Für die Behörden sind die „Kultursommer“-Konzerte von Mark Forster, Die Ärzte und am Sonnabend Scooter (auweia) so genannte „seltene Störereignisse“, die unter einer langen Auflagenliste und (angedrohten Sanktionen bis zum Konzertabbruch) über die vorgeschriebene Nachtruhe hinaus bis 23 Uhr stattfinden dürfen.
Die Ärzte in Hamburg: Dynamik geht im Mittelteil etwas verloren
Die Ärzte reizen ihr Zeitfenster bis zur letzten Minute mit 37 Liedern zweieinhalb Stunden lang aus. Ein langer Abend, der im Mittelteil bei Band und Publikum spürbar an Dynamik verliert. Die Songauswahl ist mit Störereignissen wie „Ich, am Strand“, „Schrei“, „Waldspaziergang mit Folgen“, „Elektrobier“ oder „Alle auf Brille“ eher mittelmäßig, die Ansagen teilweise nicht zitierfähige Herrenwitze.
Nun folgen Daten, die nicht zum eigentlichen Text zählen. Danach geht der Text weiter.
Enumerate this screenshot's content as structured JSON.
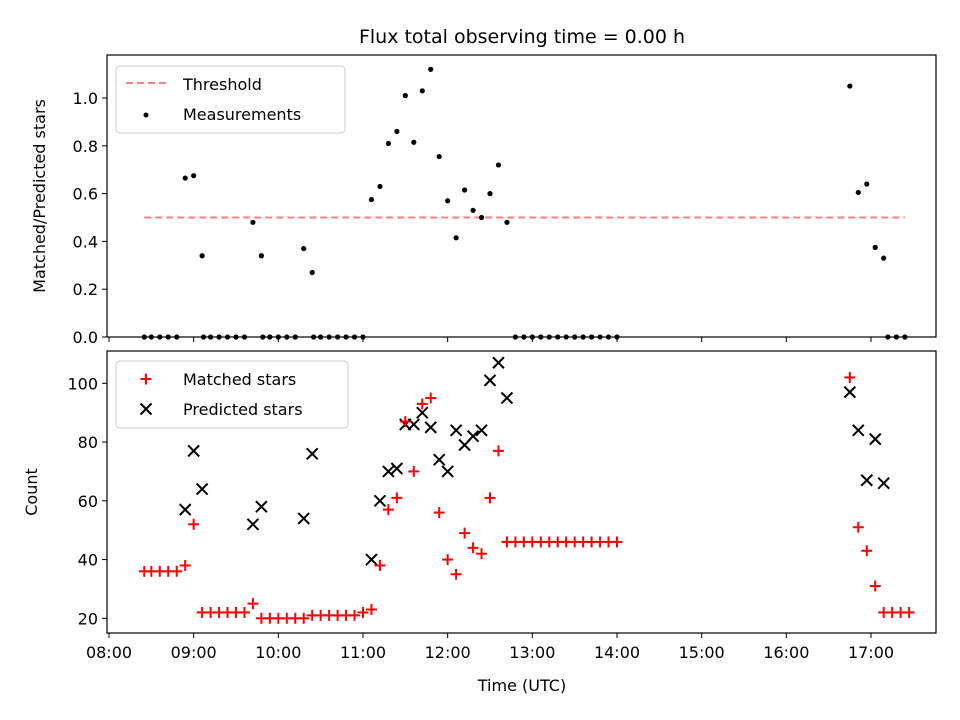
{
  "chart_data": [
    {
      "type": "scatter",
      "title": "Flux total observing time = 0.00 h",
      "xlabel": "",
      "ylabel": "Matched/Predicted stars",
      "ylim": [
        0,
        1.18
      ],
      "yticks": [
        "0.0",
        "0.2",
        "0.4",
        "0.6",
        "0.8",
        "1.0"
      ],
      "legend_position": "upper-left",
      "threshold": {
        "name": "Threshold",
        "value": 0.5,
        "x_start": "08:25",
        "x_end": "17:24",
        "color": "#ff7f7f"
      },
      "series": [
        {
          "name": "Measurements",
          "color": "#000000",
          "marker": "dot",
          "points": [
            [
              "08:25",
              0
            ],
            [
              "08:30",
              0
            ],
            [
              "08:36",
              0
            ],
            [
              "08:42",
              0
            ],
            [
              "08:48",
              0
            ],
            [
              "08:54",
              0.665
            ],
            [
              "09:00",
              0.675
            ],
            [
              "09:06",
              0.34
            ],
            [
              "09:07",
              0
            ],
            [
              "09:12",
              0
            ],
            [
              "09:18",
              0
            ],
            [
              "09:24",
              0
            ],
            [
              "09:30",
              0
            ],
            [
              "09:36",
              0
            ],
            [
              "09:42",
              0.48
            ],
            [
              "09:48",
              0.34
            ],
            [
              "09:49",
              0
            ],
            [
              "09:54",
              0
            ],
            [
              "10:00",
              0
            ],
            [
              "10:06",
              0
            ],
            [
              "10:12",
              0
            ],
            [
              "10:18",
              0.37
            ],
            [
              "10:24",
              0.27
            ],
            [
              "10:25",
              0
            ],
            [
              "10:30",
              0
            ],
            [
              "10:36",
              0
            ],
            [
              "10:42",
              0
            ],
            [
              "10:48",
              0
            ],
            [
              "10:54",
              0
            ],
            [
              "11:00",
              0
            ],
            [
              "11:06",
              0.575
            ],
            [
              "11:12",
              0.63
            ],
            [
              "11:18",
              0.81
            ],
            [
              "11:24",
              0.86
            ],
            [
              "11:30",
              1.01
            ],
            [
              "11:36",
              0.815
            ],
            [
              "11:42",
              1.03
            ],
            [
              "11:48",
              1.12
            ],
            [
              "11:54",
              0.755
            ],
            [
              "12:00",
              0.57
            ],
            [
              "12:06",
              0.415
            ],
            [
              "12:12",
              0.615
            ],
            [
              "12:18",
              0.53
            ],
            [
              "12:24",
              0.5
            ],
            [
              "12:30",
              0.6
            ],
            [
              "12:36",
              0.72
            ],
            [
              "12:42",
              0.48
            ],
            [
              "12:48",
              0
            ],
            [
              "12:54",
              0
            ],
            [
              "13:00",
              0
            ],
            [
              "13:06",
              0
            ],
            [
              "13:12",
              0
            ],
            [
              "13:18",
              0
            ],
            [
              "13:24",
              0
            ],
            [
              "13:30",
              0
            ],
            [
              "13:36",
              0
            ],
            [
              "13:42",
              0
            ],
            [
              "13:48",
              0
            ],
            [
              "13:54",
              0
            ],
            [
              "14:00",
              0
            ],
            [
              "16:45",
              1.05
            ],
            [
              "16:51",
              0.605
            ],
            [
              "16:57",
              0.64
            ],
            [
              "17:03",
              0.375
            ],
            [
              "17:09",
              0.33
            ],
            [
              "17:12",
              0
            ],
            [
              "17:18",
              0
            ],
            [
              "17:24",
              0
            ]
          ]
        }
      ]
    },
    {
      "type": "scatter",
      "title": "",
      "xlabel": "Time (UTC)",
      "ylabel": "Count",
      "ylim": [
        15,
        111
      ],
      "yticks": [
        "20",
        "40",
        "60",
        "80",
        "100"
      ],
      "xticks": [
        "08:00",
        "09:00",
        "10:00",
        "11:00",
        "12:00",
        "13:00",
        "14:00",
        "15:00",
        "16:00",
        "17:00"
      ],
      "legend_position": "upper-left",
      "series": [
        {
          "name": "Matched stars",
          "color": "#ff0000",
          "marker": "plus",
          "points": [
            [
              "08:25",
              36
            ],
            [
              "08:30",
              36
            ],
            [
              "08:36",
              36
            ],
            [
              "08:42",
              36
            ],
            [
              "08:48",
              36
            ],
            [
              "08:54",
              38
            ],
            [
              "09:00",
              52
            ],
            [
              "09:06",
              22
            ],
            [
              "09:12",
              22
            ],
            [
              "09:18",
              22
            ],
            [
              "09:24",
              22
            ],
            [
              "09:30",
              22
            ],
            [
              "09:36",
              22
            ],
            [
              "09:42",
              25
            ],
            [
              "09:48",
              20
            ],
            [
              "09:54",
              20
            ],
            [
              "10:00",
              20
            ],
            [
              "10:06",
              20
            ],
            [
              "10:12",
              20
            ],
            [
              "10:18",
              20
            ],
            [
              "10:24",
              21
            ],
            [
              "10:30",
              21
            ],
            [
              "10:36",
              21
            ],
            [
              "10:42",
              21
            ],
            [
              "10:48",
              21
            ],
            [
              "10:54",
              21
            ],
            [
              "11:00",
              22
            ],
            [
              "11:06",
              23
            ],
            [
              "11:12",
              38
            ],
            [
              "11:18",
              57
            ],
            [
              "11:24",
              61
            ],
            [
              "11:30",
              87
            ],
            [
              "11:36",
              70
            ],
            [
              "11:42",
              93
            ],
            [
              "11:48",
              95
            ],
            [
              "11:54",
              56
            ],
            [
              "12:00",
              40
            ],
            [
              "12:06",
              35
            ],
            [
              "12:12",
              49
            ],
            [
              "12:18",
              44
            ],
            [
              "12:24",
              42
            ],
            [
              "12:30",
              61
            ],
            [
              "12:36",
              77
            ],
            [
              "12:42",
              46
            ],
            [
              "12:48",
              46
            ],
            [
              "12:54",
              46
            ],
            [
              "13:00",
              46
            ],
            [
              "13:06",
              46
            ],
            [
              "13:12",
              46
            ],
            [
              "13:18",
              46
            ],
            [
              "13:24",
              46
            ],
            [
              "13:30",
              46
            ],
            [
              "13:36",
              46
            ],
            [
              "13:42",
              46
            ],
            [
              "13:48",
              46
            ],
            [
              "13:54",
              46
            ],
            [
              "14:00",
              46
            ],
            [
              "16:45",
              102
            ],
            [
              "16:51",
              51
            ],
            [
              "16:57",
              43
            ],
            [
              "17:03",
              31
            ],
            [
              "17:09",
              22
            ],
            [
              "17:15",
              22
            ],
            [
              "17:21",
              22
            ],
            [
              "17:27",
              22
            ]
          ]
        },
        {
          "name": "Predicted stars",
          "color": "#000000",
          "marker": "x",
          "points": [
            [
              "08:54",
              57
            ],
            [
              "09:00",
              77
            ],
            [
              "09:06",
              64
            ],
            [
              "09:42",
              52
            ],
            [
              "09:48",
              58
            ],
            [
              "10:18",
              54
            ],
            [
              "10:24",
              76
            ],
            [
              "11:06",
              40
            ],
            [
              "11:12",
              60
            ],
            [
              "11:18",
              70
            ],
            [
              "11:24",
              71
            ],
            [
              "11:30",
              86
            ],
            [
              "11:36",
              86
            ],
            [
              "11:42",
              90
            ],
            [
              "11:48",
              85
            ],
            [
              "11:54",
              74
            ],
            [
              "12:00",
              70
            ],
            [
              "12:06",
              84
            ],
            [
              "12:12",
              79
            ],
            [
              "12:18",
              82
            ],
            [
              "12:24",
              84
            ],
            [
              "12:30",
              101
            ],
            [
              "12:36",
              107
            ],
            [
              "12:42",
              95
            ],
            [
              "16:45",
              97
            ],
            [
              "16:51",
              84
            ],
            [
              "16:57",
              67
            ],
            [
              "17:03",
              81
            ],
            [
              "17:09",
              66
            ]
          ]
        }
      ]
    }
  ]
}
Vor dem blau-gelb illuminierten Klassiker „Friedenspanzer“ murmelt Bela hastig ein paar Worte zur Ukraine ins Mikro. Das hat kurz etwas von einer öffentlichen Bandprobe. Das bewährte Konzept völliger Planlosigkeit und mit aus dem Stegreif geänderten Liedtexten (Campino statt Delfine „im Thunfischsalat, wie gemein“) hat auch seine Tücken. Aber wie hieß es schon 1988 auf dem legendären Konzert-Album „Nach uns die Sintflut“: „Das ist live.“
Die Devise für die Zielgerade: Weniger quatschen, mehr rocken
Auf der Zielgeraden nehmen Die Ärzte zum Glück wieder Fahrt auf und nehmen sich ein Beispiel an Rod, der das ganze stoisch vor seiner Wand aus Orange-Bassverstärkern beobachtet: Weniger quatschen, mehr rocken.
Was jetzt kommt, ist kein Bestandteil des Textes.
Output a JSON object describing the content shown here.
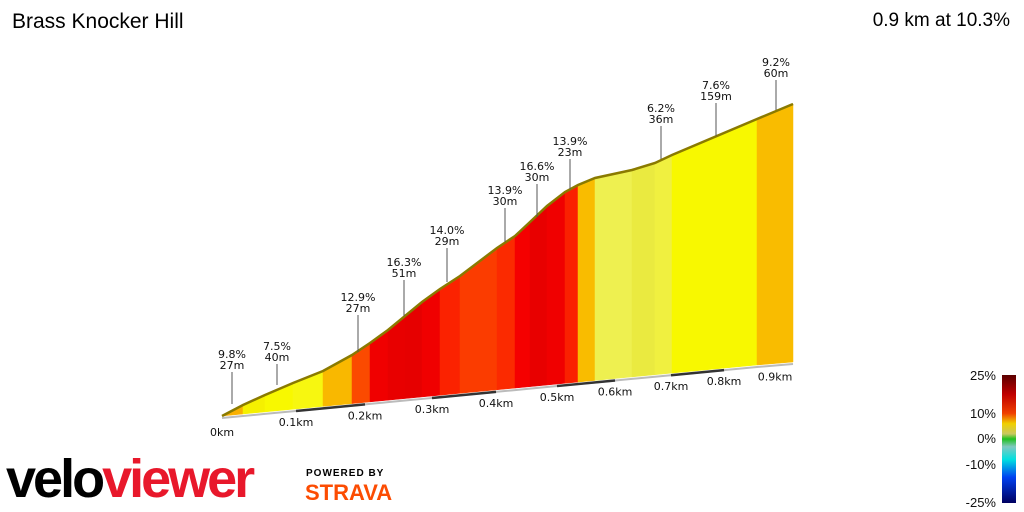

Es bleiben so gut wie keine Wünsche offen. „Unrockbar“, „Wie es geht“, „Schrei nach Liebe“, Mach die Augen zu“, „Junge“ und „Zu spät“ wecken den Chor der 20.000, bevor es wie schon vor 10 Jahren nach „Dauerwelle vs. Minipli“ zu Bussen und Fahrrädern geht. „Elektrische Gitarren und immer diese Texte, das will doch keiner hören“, heißt es in "Junge". Aber Die Ärzte wollen auch nach 40 Jahren immer noch viele hören. Für sie bleiben Bela, Farin und Rod „die beste Band der Welt“. Aus Berlin.